The constraints LakeTS carries today, and the limits it inherits from Lakebase CDF. Many have a workaround that LakeTS already applies; where one exists, it is noted. Several map directly to items on the Roadmap.

Cold tier and Lakebase CDF

LakeTS syncs to Unity Catalog through Lakebase CDF, which carries its own limits:

LimitationHow LakeTS handles it
Partitioned tables can't be synced by CDFAn unpartitioned shadow in lakets_cdf, fed by a true-mirror trigger — created automatically by enable_sync
Sync is one-way (Lakebase → Unity Catalog)Re-heat by re-ingesting from the Unity Catalog table via a Databricks job
Schema changes break a running syncRe-create the shadow (disable_syncenable_sync) and re-enable CDF
PostGIS, pgvector, composite types not syncedExclude those columns from the synced table, or cast to TEXT
Empty tables are not syncedThe first INSERT starts the sync
A shadow's committed_lsn does not advance while it is idleTiering gates on each chunk's own last_write_lsn, not the global WAL head, so an idle shadow never blocks eviction of already-flushed chunks
  • CDF must be enabled in Databricks. LakeTS creates the lakets_cdf schema and the shadow tables, but turning on the managed sync is a one-time Databricks UI step (see Lakebase CDF setup).

Tiering and retention

  • Tiering and retention depend on CDF and are fail-closed. A hot partition is dropped (by retention) only once CDF confirms its data is flushed to Unity Catalog. If CDF is not streaming, the drop defers indefinitely — LakeTS never drops data that is not yet safe in the lakehouse, unless you pass p_force to execute_retention.
  • Reclamation stalls if CDF stalls. A stuck or unconfigured sync means the hot tier keeps growing, because un-validated chunks are never flagged or dropped.

RollUps

  • RollUps refresh only from Lakebase-resident source data. A bucket is recomputed while its source partition is still in Lakebase (active or tiered). Once the partition is dropped by retention, that bucket can no longer be recomputed and the RollUp keeps its last computed value — a correction to already-dropped source data is not reflected.

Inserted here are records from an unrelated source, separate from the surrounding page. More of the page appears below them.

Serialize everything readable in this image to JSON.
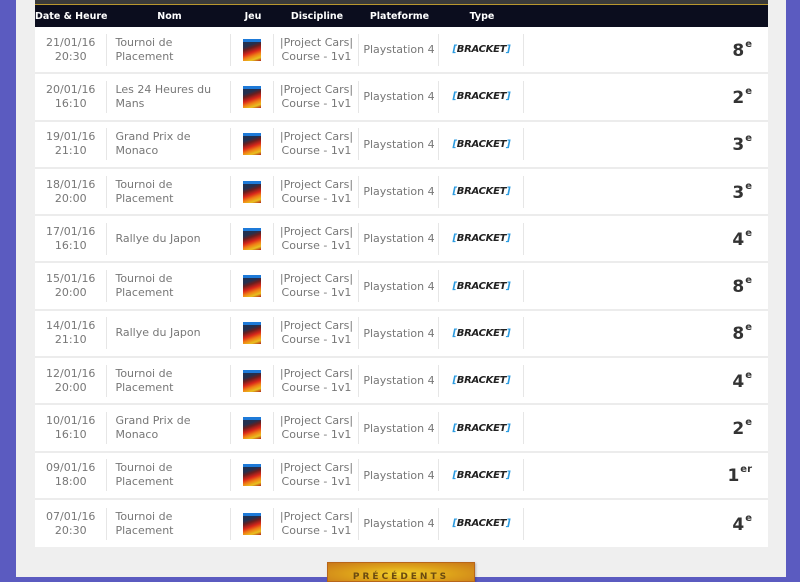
{
  "table": {
    "headers": {
      "date": "Date & Heure",
      "name": "Nom",
      "game": "Jeu",
      "discipline": "Discipline",
      "platform": "Plateforme",
      "type": "Type",
      "rank": ""
    },
    "rows": [
      {
        "date": "21/01/16",
        "time": "20:30",
        "name": "Tournoi de Placement",
        "game_icon": "project-cars-cover",
        "discipline_line1": "|Project Cars|",
        "discipline_line2": "Course - 1v1",
        "platform": "Playstation 4",
        "type": "BRACKET",
        "rank": "8",
        "rank_suffix": "e"
      },
      {
        "date": "20/01/16",
        "time": "16:10",
        "name": "Les 24 Heures du Mans",
        "game_icon": "project-cars-cover",
        "discipline_line1": "|Project Cars|",
        "discipline_line2": "Course - 1v1",
        "platform": "Playstation 4",
        "type": "BRACKET",
        "rank": "2",
        "rank_suffix": "e"
      },
      {
        "date": "19/01/16",
        "time": "21:10",
        "name": "Grand Prix de Monaco",
        "game_icon": "project-cars-cover",
        "discipline_line1": "|Project Cars|",
        "discipline_line2": "Course - 1v1",
        "platform": "Playstation 4",
        "type": "BRACKET",
        "rank": "3",
        "rank_suffix": "e"
      },
      {
        "date": "18/01/16",
        "time": "20:00",
        "name": "Tournoi de Placement",
        "game_icon": "project-cars-cover",
        "discipline_line1": "|Project Cars|",
        "discipline_line2": "Course - 1v1",
        "platform": "Playstation 4",
        "type": "BRACKET",
        "rank": "3",
        "rank_suffix": "e"
      },
      {
        "date": "17/01/16",
        "time": "16:10",
        "name": "Rallye du Japon",
        "game_icon": "project-cars-cover",
        "discipline_line1": "|Project Cars|",
        "discipline_line2": "Course - 1v1",
        "platform": "Playstation 4",
        "type": "BRACKET",
        "rank": "4",
        "rank_suffix": "e"
      },
      {
        "date": "15/01/16",
        "time": "20:00",
        "name": "Tournoi de Placement",
        "game_icon": "project-cars-cover",
        "discipline_line1": "|Project Cars|",
        "discipline_line2": "Course - 1v1",
        "platform": "Playstation 4",
        "type": "BRACKET",
        "rank": "8",
        "rank_suffix": "e"
      },
      {
        "date": "14/01/16",
        "time": "21:10",
        "name": "Rallye du Japon",
        "game_icon": "project-cars-cover",
        "discipline_line1": "|Project Cars|",
        "discipline_line2": "Course - 1v1",
        "platform": "Playstation 4",
        "type": "BRACKET",
        "rank": "8",
        "rank_suffix": "e"
      },
      {
        "date": "12/01/16",
        "time": "20:00",
        "name": "Tournoi de Placement",
        "game_icon": "project-cars-cover",
        "discipline_line1": "|Project Cars|",
        "discipline_line2": "Course - 1v1",
        "platform": "Playstation 4",
        "type": "BRACKET",
        "rank": "4",
        "rank_suffix": "e"
      },
      {
        "date": "10/01/16",
        "time": "16:10",
        "name": "Grand Prix de Monaco",
        "game_icon": "project-cars-cover",
        "discipline_line1": "|Project Cars|",
        "discipline_line2": "Course - 1v1",
        "platform": "Playstation 4",
        "type": "BRACKET",
        "rank": "2",
        "rank_suffix": "e"
      },
      {
        "date": "09/01/16",
        "time": "18:00",
        "name": "Tournoi de Placement",
        "game_icon": "project-cars-cover",
        "discipline_line1": "|Project Cars|",
        "discipline_line2": "Course - 1v1",
        "platform": "Playstation 4",
        "type": "BRACKET",
        "rank": "1",
        "rank_suffix": "er"
      },
      {
        "date": "07/01/16",
        "time": "20:30",
        "name": "Tournoi de Placement",
        "game_icon": "project-cars-cover",
        "discipline_line1": "|Project Cars|",
        "discipline_line2": "Course - 1v1",
        "platform": "Playstation 4",
        "type": "BRACKET",
        "rank": "4",
        "rank_suffix": "e"
      }
    ]
  },
  "more_button": {
    "label": "PRÉCÉDENTS"
  },
  "colors": {
    "page_background": "#5b5bc0",
    "header_background": "#0b0d1e",
    "bracket_accent": "#2c9be0",
    "button_gold": "#dda11a"
  }
}
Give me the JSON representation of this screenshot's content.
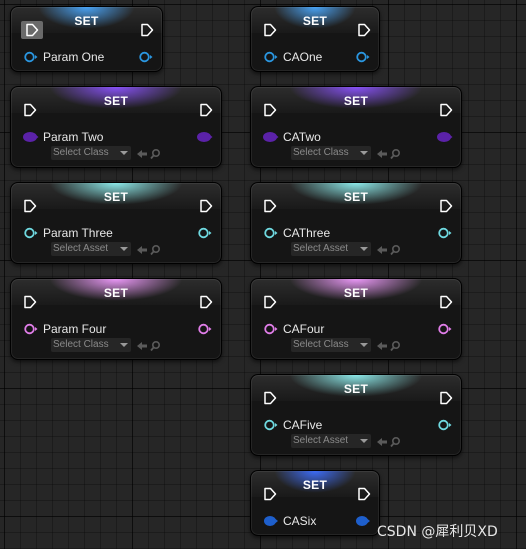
{
  "nodes": [
    {
      "id": "n1",
      "title": "SET",
      "var_name": "Param One",
      "pin": "object",
      "color": "#2a96e0",
      "glow": "#4aa9ff",
      "asset_picker": null
    },
    {
      "id": "n2",
      "title": "SET",
      "var_name": "CAOne",
      "pin": "object",
      "color": "#2a96e0",
      "glow": "#4aa9ff",
      "asset_picker": null
    },
    {
      "id": "n3",
      "title": "SET",
      "var_name": "Param Two",
      "pin": "class",
      "color": "#5b22a8",
      "glow": "#8b52ff",
      "asset_picker": "Select Class"
    },
    {
      "id": "n4",
      "title": "SET",
      "var_name": "CATwo",
      "pin": "class",
      "color": "#5b22a8",
      "glow": "#8b52ff",
      "asset_picker": "Select Class"
    },
    {
      "id": "n5",
      "title": "SET",
      "var_name": "Param Three",
      "pin": "soft-object",
      "color": "#6fd9e0",
      "glow": "#8ff0f0",
      "asset_picker": "Select Asset"
    },
    {
      "id": "n6",
      "title": "SET",
      "var_name": "CAThree",
      "pin": "soft-object",
      "color": "#6fd9e0",
      "glow": "#8ff0f0",
      "asset_picker": "Select Asset"
    },
    {
      "id": "n7",
      "title": "SET",
      "var_name": "Param Four",
      "pin": "soft-class",
      "color": "#e07de8",
      "glow": "#f29cff",
      "asset_picker": "Select Class"
    },
    {
      "id": "n8",
      "title": "SET",
      "var_name": "CAFour",
      "pin": "soft-class",
      "color": "#e07de8",
      "glow": "#f29cff",
      "asset_picker": "Select Class"
    },
    {
      "id": "n9",
      "title": "SET",
      "var_name": "CAFive",
      "pin": "soft-object",
      "color": "#6fd9e0",
      "glow": "#8ff0f0",
      "asset_picker": "Select Asset"
    },
    {
      "id": "n10",
      "title": "SET",
      "var_name": "CASix",
      "pin": "object-ref",
      "color": "#1e5fcc",
      "glow": "#3d6eff",
      "asset_picker": null
    }
  ],
  "icons": {
    "exec": "exec-pin-icon",
    "use_selected": "arrow-left-icon",
    "browse": "search-icon",
    "dropdown": "chevron-down-icon"
  },
  "watermark": "CSDN @犀利贝XD"
}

Scheduling and partition management

pg_cron and pg_partman are not yet available on Lakebase, so scheduling and partition management currently run as Databricks (Lakeflow) jobs rather than inside the database. This is a temporary gap: LakeTS will adopt native in-database scheduling and partition management once those extensions become available on Lakebase.